At the enquiry into the 1986 Challenger space shuttle disaster, Richard Feynman famously demonstrated the effect of low temperature on the O-ring seals of the joints in the shuttle's Solid Rocket Booster. His more general observations on the shuttle's reliability are less well known, but deserve attention. In a personal appendix to the enquiry report  he justified engineers' usual adoption of "the component system, or bottom-up design". They start at the bottom by thoroughly understanding the materials to be used, and work upwards level by level to the final design of the entire engine. He goes on to criticise in detail the way in which the Space Shuttle Main Engine was designed "in a different manner, top down, we might say".
Feynman's observations apply no less to the design of complex system behaviour. From carefully evaluated causal links at the bottom, to triplets and their failure concerns, to incremental complications and combinations, design progresses upwards to the whole behaviour, building always on a firm foundation of analysis and understanding of the preceding levels. The theme—common to the complexities of the shuttle and of cyber-physical system behaviour—can be summarised in two admonitions: "If you haven't understood the components yet you shouldn't begin to design their combination;" and "When a difficulty emerges in a lower level component, it will be far harder and more expensive to resolve, and perhaps even impossible, if the component is already embedded in the upper levels of a top down design."
Why, then, has top down design been a persistently attractive theme in software development? Because it can be effective in a formal setting, where large abstractions can be defined and instantiated with perfect confidence. "Let C be a circle with centre at O and radius r" precisely and completely defines an instance of a circle. We need not fear low-level anomalies: no arc of C will fail to be exactly circular; and no diameter will fail to subtend a right angle at the circumference. In such a formal setting, top down design and its cousin stepwise refinement can reason confidently.
Unfortunately, the physical world is not a formal setting—at least, not at the granularities and scales significant to cyber-physical systems. If we start by naming—and trying to define—a large abstraction to capture the whole system behaviour, and proceed to refine it step by step to smaller abstractions, to increasingly concrete combinations of components still to be studied and modelled, we must expect to encounter some unwelcome surprises. This difficulty cannot be overcome by intellectual determination, let alone by fiat.

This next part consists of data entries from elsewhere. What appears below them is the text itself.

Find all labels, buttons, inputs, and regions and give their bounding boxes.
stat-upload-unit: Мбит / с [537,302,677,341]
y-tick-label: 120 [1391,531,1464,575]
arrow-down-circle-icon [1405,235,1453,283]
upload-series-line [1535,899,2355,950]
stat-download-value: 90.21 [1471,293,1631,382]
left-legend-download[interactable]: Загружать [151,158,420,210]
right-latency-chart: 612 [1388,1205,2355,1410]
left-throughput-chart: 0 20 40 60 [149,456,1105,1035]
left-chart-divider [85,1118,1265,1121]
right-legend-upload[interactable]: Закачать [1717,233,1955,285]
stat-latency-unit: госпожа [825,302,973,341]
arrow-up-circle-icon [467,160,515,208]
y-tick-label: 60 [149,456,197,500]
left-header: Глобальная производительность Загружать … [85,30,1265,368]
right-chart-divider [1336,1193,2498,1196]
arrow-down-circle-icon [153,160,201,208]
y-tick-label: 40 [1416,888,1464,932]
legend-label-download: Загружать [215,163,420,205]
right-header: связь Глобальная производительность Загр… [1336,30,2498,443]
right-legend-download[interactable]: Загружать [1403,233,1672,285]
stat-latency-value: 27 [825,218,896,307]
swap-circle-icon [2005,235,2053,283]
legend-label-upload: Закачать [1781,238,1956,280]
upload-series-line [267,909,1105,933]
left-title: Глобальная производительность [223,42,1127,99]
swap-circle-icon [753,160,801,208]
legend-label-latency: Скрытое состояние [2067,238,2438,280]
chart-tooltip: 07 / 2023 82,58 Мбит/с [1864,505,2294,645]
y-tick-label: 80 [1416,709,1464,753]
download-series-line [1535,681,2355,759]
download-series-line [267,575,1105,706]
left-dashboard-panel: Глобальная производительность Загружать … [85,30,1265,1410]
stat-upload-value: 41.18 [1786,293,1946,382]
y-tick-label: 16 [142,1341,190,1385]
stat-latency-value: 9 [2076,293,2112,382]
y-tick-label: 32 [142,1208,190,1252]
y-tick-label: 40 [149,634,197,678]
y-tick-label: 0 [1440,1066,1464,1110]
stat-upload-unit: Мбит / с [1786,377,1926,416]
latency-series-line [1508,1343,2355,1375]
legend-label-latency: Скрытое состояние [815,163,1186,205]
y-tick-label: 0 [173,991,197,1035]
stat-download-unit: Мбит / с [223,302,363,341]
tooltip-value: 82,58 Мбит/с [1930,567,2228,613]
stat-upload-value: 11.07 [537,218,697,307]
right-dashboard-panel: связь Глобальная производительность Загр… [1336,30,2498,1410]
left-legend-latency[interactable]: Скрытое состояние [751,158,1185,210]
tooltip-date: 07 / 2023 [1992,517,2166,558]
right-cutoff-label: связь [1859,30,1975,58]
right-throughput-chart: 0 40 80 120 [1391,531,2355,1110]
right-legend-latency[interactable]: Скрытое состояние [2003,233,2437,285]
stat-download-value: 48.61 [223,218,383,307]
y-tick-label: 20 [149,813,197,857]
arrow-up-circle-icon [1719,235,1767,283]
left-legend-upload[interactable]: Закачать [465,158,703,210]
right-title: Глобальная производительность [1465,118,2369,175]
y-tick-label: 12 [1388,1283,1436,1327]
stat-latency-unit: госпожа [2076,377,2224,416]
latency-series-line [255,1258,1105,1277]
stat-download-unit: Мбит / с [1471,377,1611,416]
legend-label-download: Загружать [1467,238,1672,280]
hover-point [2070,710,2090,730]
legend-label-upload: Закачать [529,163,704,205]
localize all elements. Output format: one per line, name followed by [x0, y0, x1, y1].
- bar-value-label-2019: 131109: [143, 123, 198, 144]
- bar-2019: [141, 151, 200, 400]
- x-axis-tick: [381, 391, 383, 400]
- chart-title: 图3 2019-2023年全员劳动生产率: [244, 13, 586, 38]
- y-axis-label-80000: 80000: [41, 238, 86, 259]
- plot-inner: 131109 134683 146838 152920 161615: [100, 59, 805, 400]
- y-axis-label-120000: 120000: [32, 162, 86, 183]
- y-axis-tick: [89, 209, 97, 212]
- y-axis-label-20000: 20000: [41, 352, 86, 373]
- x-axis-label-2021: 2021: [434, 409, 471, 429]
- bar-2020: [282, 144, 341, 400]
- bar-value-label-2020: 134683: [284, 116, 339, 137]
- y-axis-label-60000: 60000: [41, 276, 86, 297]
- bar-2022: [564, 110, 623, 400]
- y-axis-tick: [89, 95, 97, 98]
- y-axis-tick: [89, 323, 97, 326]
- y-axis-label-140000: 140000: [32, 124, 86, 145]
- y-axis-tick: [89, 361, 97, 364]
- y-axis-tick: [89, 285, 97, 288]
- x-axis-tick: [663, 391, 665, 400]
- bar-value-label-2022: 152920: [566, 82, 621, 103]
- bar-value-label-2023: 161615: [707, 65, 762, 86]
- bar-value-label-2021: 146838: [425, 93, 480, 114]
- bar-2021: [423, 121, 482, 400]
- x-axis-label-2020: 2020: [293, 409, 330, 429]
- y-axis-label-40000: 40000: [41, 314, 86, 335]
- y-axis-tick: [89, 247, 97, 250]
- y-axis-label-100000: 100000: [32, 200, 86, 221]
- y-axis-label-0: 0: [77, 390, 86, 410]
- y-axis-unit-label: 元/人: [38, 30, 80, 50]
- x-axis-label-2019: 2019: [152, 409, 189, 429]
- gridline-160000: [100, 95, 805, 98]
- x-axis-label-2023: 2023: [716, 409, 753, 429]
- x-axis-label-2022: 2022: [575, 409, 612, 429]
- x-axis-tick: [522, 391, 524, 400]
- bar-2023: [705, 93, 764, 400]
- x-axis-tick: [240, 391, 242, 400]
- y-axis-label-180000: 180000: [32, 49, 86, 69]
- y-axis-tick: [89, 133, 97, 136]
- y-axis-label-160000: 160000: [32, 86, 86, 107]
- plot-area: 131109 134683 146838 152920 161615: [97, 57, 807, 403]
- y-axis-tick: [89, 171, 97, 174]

We cannot simply insist that at each level our abstractions will be disjoint and semantically precise.
Here's a tiny example—a top-level decomposition of automotive function: driving, cabin experience, driver information, and safety. The stop-start feature is in driving; the air-conditioning feature is in cabin experience. At a lower level the top-level decomposition is vitiated by a surprise interaction: air-conditioning's demands on the battery may prevent reliable engine starting, so these two features are completely incompatible. As always, the devil lurked in concrete levels yet to be explored, and cannot be exorcised by overconfident abstractions in top down decomposition.
 Personal observations on the reliability of the Shuttle; Appendix F of the Rogers Report, 1986.